阿含経を読む

重担

南伝 相応部経典22-22 重担
漢訳 雑阿含経3-23 重担
かようにわたしは聞いた。
ある時、世尊は、サーヴァッティー(舎衛城)のジェータ(祗陀)林なるアナータビンディカ(給孤独)の園にましました。
その時、世尊はもろもろの比丘たちに告げて、「比丘たちよ」と仰せられた。彼ら比丘たちは、「大徳よ」と答えた。世尊はこのように説きたもうた。
「比丘たちよ、わたしは、いま、汝らのために、重き荷物を になえる者のこと、また、重き荷物を担うこと、重き荷物をおろすことについて説くであろう。よく聞くがよい。
では、比丘たちよ、重き荷物とはなんであろうか。生を構成する五つの要素(五取蘊)がそれである。その五つとはなんであるか。いわく、色(肉体)なる要素、受(感覚)なる要素、想(表象)なる要素、行(意志)なる要素、識(意識)なる要素である。比丘たちよ、これらを名づけて五つの重き荷物というのである。
比丘たちよ、では、重き荷物を担える者とはなんであろうか。人間がそれである。これこれの名、これこれの姓をもてる方々がそれである。比丘たちよ、これらを名づけて重き荷物を担える者というのである。
比丘たちよ、では、重き荷物を担うとは、どういうことであろうか。心に喜び、身を燃やして、あれやこれやに、わっとばかりに殺到する渇愛がそれであって、それが、さらに迷いの生(後有 ごう)をもたらすのである。すなわち、性欲のかたまり(欲愛)、生存欲のかたまり(有愛)、自己優越の欲望のかたまり(無有愛)である。比丘たちよ、これらを名づけて、重き荷物を担うとはいうのである。

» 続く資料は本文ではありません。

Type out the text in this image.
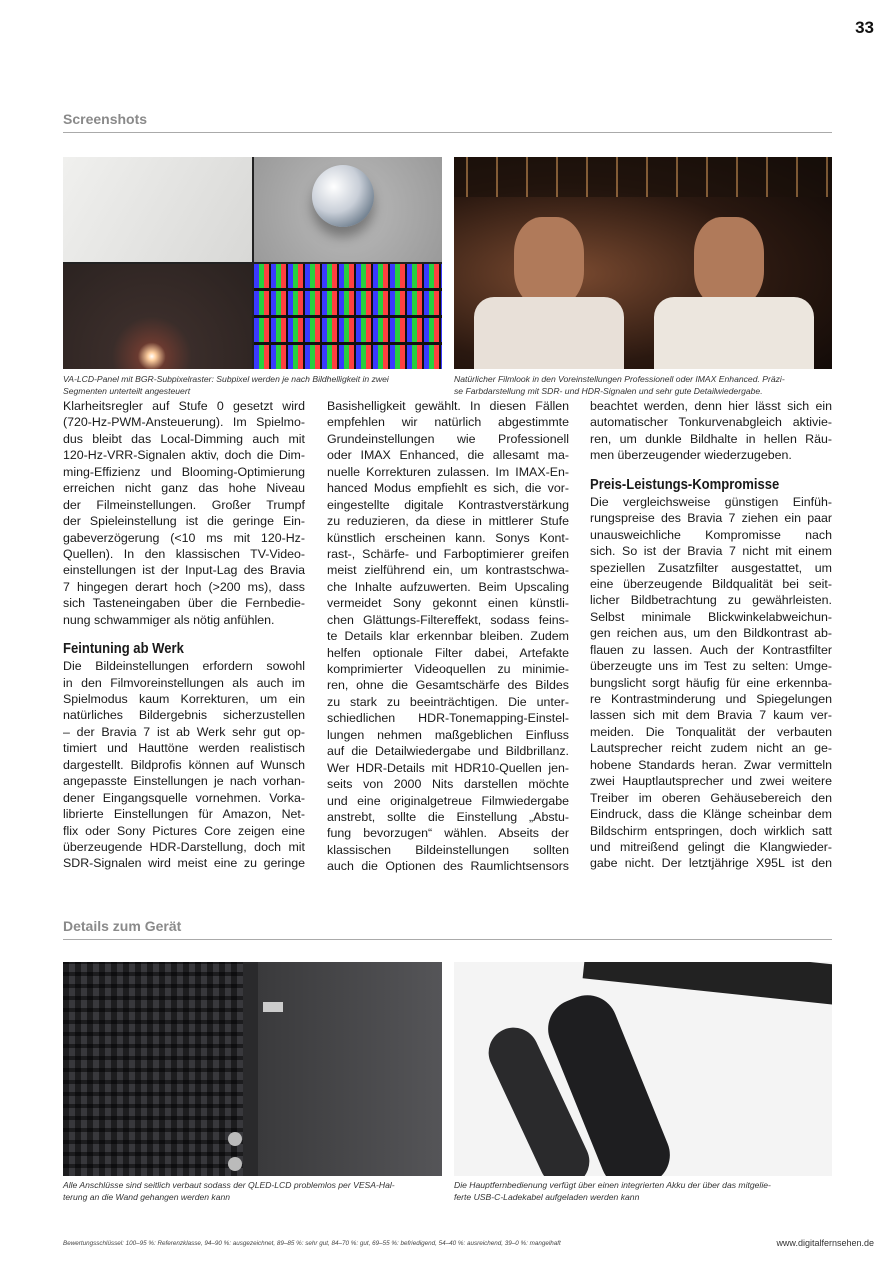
33
Screenshots
VA-LCD-Panel mit BGR-Subpixelraster: Subpixel werden je nach Bildhelligkeit in zwei
Segmenten unterteilt angesteuert
Natürlicher Filmlook in den Voreinstellungen Professionell oder IMAX Enhanced. Präzi-
se Farbdarstellung mit SDR- und HDR-Signalen und sehr gute Detailwiedergabe.
Klarheitsregler auf Stufe 0 gesetzt wird
(720-Hz-PWM-Ansteuerung). Im Spielmo-
dus bleibt das Local-Dimming auch mit
120-Hz-VRR-Signalen aktiv, doch die Dim-
ming-Effizienz und Blooming-Optimierung
erreichen nicht ganz das hohe Niveau
der Filmeinstellungen. Großer Trumpf
der Spieleinstellung ist die geringe Ein-
gabeverzögerung (<10 ms mit 120-Hz-
Quellen). In den klassischen TV-Video-
einstellungen ist der Input-Lag des Bravia
7 hingegen derart hoch (>200 ms), dass
sich Tasteneingaben über die Fernbedie-
nung schwammiger als nötig anfühlen.
Feintuning ab Werk
Die Bildeinstellungen erfordern sowohl
in den Filmvoreinstellungen als auch im
Spielmodus kaum Korrekturen, um ein
natürliches Bildergebnis sicherzustellen
– der Bravia 7 ist ab Werk sehr gut op-
timiert und Hauttöne werden realistisch
dargestellt. Bildprofis können auf Wunsch
angepasste Einstellungen je nach vorhan-
dener Eingangsquelle vornehmen. Vorka-
librierte Einstellungen für Amazon, Net-
flix oder Sony Pictures Core zeigen eine
überzeugende HDR-Darstellung, doch mit
SDR-Signalen wird meist eine zu geringe
Basishelligkeit gewählt. In diesen Fällen
empfehlen wir natürlich abgestimmte
Grundeinstellungen wie Professionell
oder IMAX Enhanced, die allesamt ma-
nuelle Korrekturen zulassen. Im IMAX-En-
hanced Modus empfiehlt es sich, die vor-
eingestellte digitale Kontrastverstärkung
zu reduzieren, da diese in mittlerer Stufe
künstlich erscheinen kann. Sonys Kont-
rast-, Schärfe- und Farboptimierer greifen
meist zielführend ein, um kontrastschwa-
che Inhalte aufzuwerten. Beim Upscaling
vermeidet Sony gekonnt einen künstli-
chen Glättungs-Filtereffekt, sodass feins-
te Details klar erkennbar bleiben. Zudem
helfen optionale Filter dabei, Artefakte
komprimierter Videoquellen zu minimie-
ren, ohne die Gesamtschärfe des Bildes
zu stark zu beeinträchtigen. Die unter-
schiedlichen HDR-Tonemapping-Einstel-
lungen nehmen maßgeblichen Einfluss
auf die Detailwiedergabe und Bildbrillanz.
Wer HDR-Details mit HDR10-Quellen jen-
seits von 2000 Nits darstellen möchte
und eine originalgetreue Filmwiedergabe
anstrebt, sollte die Einstellung „Abstu-
fung bevorzugen“ wählen. Abseits der
klassischen Bildeinstellungen sollten
auch die Optionen des Raumlichtsensors
beachtet werden, denn hier lässt sich ein
automatischer Tonkurvenabgleich aktivie-
ren, um dunkle Bildhalte in hellen Räu-
men überzeugender wiederzugeben.
Preis-Leistungs-Kompromisse
Die vergleichsweise günstigen Einfüh-
rungspreise des Bravia 7 ziehen ein paar
unausweichliche Kompromisse nach
sich. So ist der Bravia 7 nicht mit einem
speziellen Zusatzfilter ausgestattet, um
eine überzeugende Bildqualität bei seit-
licher Bildbetrachtung zu gewährleisten.
Selbst minimale Blickwinkelabweichun-
gen reichen aus, um den Bildkontrast ab-
flauen zu lassen. Auch der Kontrastfilter
überzeugte uns im Test zu selten: Umge-
bungslicht sorgt häufig für eine erkennba-
re Kontrastminderung und Spiegelungen
lassen sich mit dem Bravia 7 kaum ver-
meiden. Die Tonqualität der verbauten
Lautsprecher reicht zudem nicht an ge-
hobene Standards heran. Zwar vermitteln
zwei Hauptlautsprecher und zwei weitere
Treiber im oberen Gehäusebereich den
Eindruck, dass die Klänge scheinbar dem
Bildschirm entspringen, doch wirklich satt
und mitreißend gelingt die Klangwieder-
gabe nicht. Der letztjährige X95L ist den
Details zum Gerät
Alle Anschlüsse sind seitlich verbaut sodass der QLED-LCD problemlos per VESA-Hal-
terung an die Wand gehangen werden kann
Die Hauptfernbedienung verfügt über einen integrierten Akku der über das mitgelie-
ferte USB-C-Ladekabel aufgeladen werden kann
Bewertungsschlüssel: 100–95 %: Referenzklasse, 94–90 %: ausgezeichnet, 89–85 %: sehr gut, 84–70 %: gut, 69–55 %: befriedigend, 54–40 %: ausreichend, 39–0 %: mangelhaft	www.digitalfernsehen.de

比丘たちよ、では、重き荷物をおろすとは、どのようなことであろうか。それは、その渇愛を、まったく、余すところなく離れ滅することであり、放棄することであり、断念することであり、永断することであり、解脱して、執著なきにいたるのである。比丘たちよ、これらを名づけて、重き荷物をおろすというのである」
世尊は、そのように説きたもうた。そのように説いて、この素晴らしい師は、さらに説きたもうた。
「五蘊は重き荷物にして
これを担うものは人である
重きを担うは苦しくて
これを捨つれば安楽なり
すでに重荷を捨てたらば
さらに重荷を取るなかれ
かの渇愛を滅すれば
欲なく自由となりぬべし
注解
 この経題は「重担」(Bhâram=the burden)とある。その重き荷物とは、ふるい訳語をもっていえば「五取蘊 ごしゅうん」である。その「五取蘊」(paûcupâdâna-kkhandhâ=the factors of fivefold clinging to existence)とは、生がそれに依存している五つの要素、あるいは、生を構成する五つの要素というほどの意のことばであって、それは他でもない五蘊のことである。そして、いま釈尊は、それらに執著することがなければ安楽であろうと説いている。この経には偈がある。経の趣旨を要約したものであって、後の人の付したものであろう。
欲愛(kâmataηhâ=thirst after sensual pleasures) 性欲の激情である。漢訳はこれを「欲愛」と訳した。人間の自己拡大の激情である。
有愛(bhavataηhâ=craving for existence) 生存欲の激情である。漢訳はこれを「有愛」と訳した。人間の自己延長の渇愛である。
無有愛(vibhavatanhâ=craving for power, wealth, prosperity) 自己優越の欲望の激情である。漢訳はこれを「無有愛」と直訳した。人間の名誉欲などのたかぶりがそれである。